Lack of Pnpla2 Accelerates Progression of AMD-Like Features in Mice.

Purpose: Lipid accumulation in the retinal pigment epithelium (RPE) contributes to cellular stress and progression of age-related macular degeneration (AMD). However, the regulation of lipid homeostasis in AMD development is not fully elucidated. The study investigates the effects of Pnpla2 deletion, a gene involved in lipid regulation, on key markers of RPE senescence and aging with potential relevance to AMD.

Methods: RPE flat mounts and retinal cryosections were analyzed from Pnpla2-/- and Pnpla2+/+ mice aged 3 months. Senescence-associated β-galactosidase (SA-β-gal) activity was assessed in flat mounts. DAPI was used to quantify RPE cells with single or multiple nuclei. Immunohistofluorescence was carried out to assess RPE tight junctions and expression of senescence and AMD markers using antibodies to zonula occludens 1 (ZO-1), phospho-histone (P-γ-H2AX), apolipoprotein E (ApoE), and high mobility group box 1 (HMGB1). Fundus imaging was acquired, and electroretinography (ERG) assessed visual function.

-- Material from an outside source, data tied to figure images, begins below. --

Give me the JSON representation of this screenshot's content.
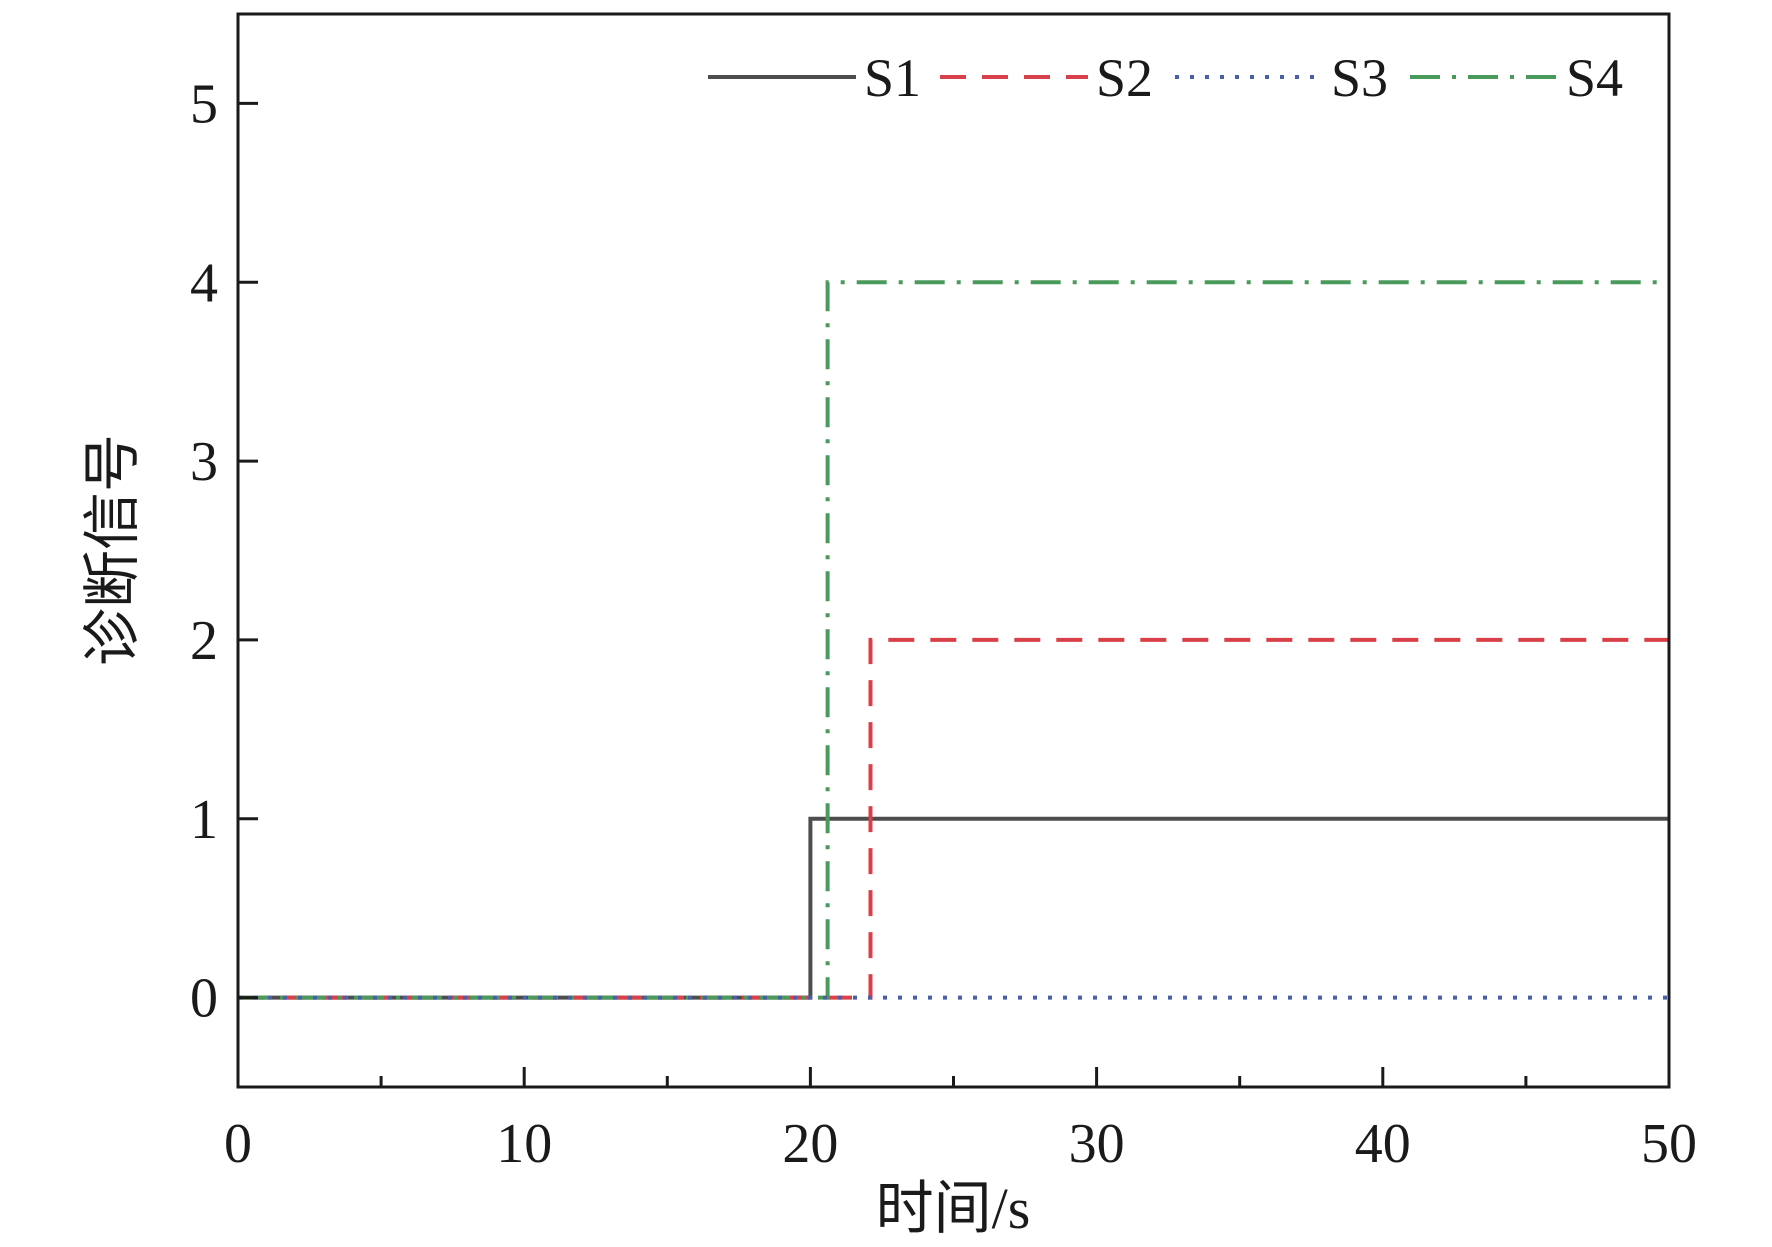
{
  "chart_data": {
    "type": "line",
    "step": true,
    "xlabel": "时间/s",
    "ylabel": "诊断信号",
    "xlim": [
      0,
      50
    ],
    "ylim": [
      -0.5,
      5.5
    ],
    "xticks": [
      0,
      10,
      20,
      30,
      40,
      50
    ],
    "xtick_labels": [
      "0",
      "10",
      "20",
      "30",
      "40",
      "50"
    ],
    "yticks": [
      0,
      1,
      2,
      3,
      4,
      5
    ],
    "ytick_labels": [
      "0",
      "1",
      "2",
      "3",
      "4",
      "5"
    ],
    "x_minor_ticks": [
      5,
      15,
      25,
      35,
      45
    ],
    "grid": false,
    "legend_position": "top-right",
    "series": [
      {
        "name": "S1",
        "color": "#4d4d4d",
        "dash": "solid",
        "x": [
          0,
          20,
          20,
          50
        ],
        "y": [
          0,
          0,
          1,
          1
        ]
      },
      {
        "name": "S2",
        "color": "#d9414a",
        "dash": "dashed",
        "x": [
          0,
          22.1,
          22.1,
          50
        ],
        "y": [
          0,
          0,
          2,
          2
        ]
      },
      {
        "name": "S3",
        "color": "#4a5fa8",
        "dash": "dotted",
        "x": [
          0,
          50
        ],
        "y": [
          0,
          0
        ]
      },
      {
        "name": "S4",
        "color": "#4a9a5c",
        "dash": "dash-dot",
        "x": [
          0,
          20.6,
          20.6,
          50
        ],
        "y": [
          0,
          0,
          4,
          4
        ]
      }
    ]
  }
}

Results: Pnpla2-/- RPE exhibited increased SA-β-gal activity, multinucleation of the population, and the translocation of HMGB1 from nucleus to cytoplasm, indicative of cellular senescence. Tight junctions were disrupted. The number of P-γ-H2AX-positive RPE cells increased by 50%, suggesting increased DNA damage. ApoE levels were elevated in Bruch's membrane and subretinal regions. At 3 months of age, attenuation of ERG c-wave amplitude was observed in both Pnpla2-/- and Pnpla2+/- mice. By 7 months of age, Pnpla2+/- mice exhibited continued attenuation of ERG c-wave amplitude and developed white spots.

Conclusions: Pnpla2 deficiency accelerates cellular features of RPE aging and generates AMD-like features. These findings underscore the importance of PNPLA2 in mitigating AMD progression and highlight its significance in retinal health and degeneration.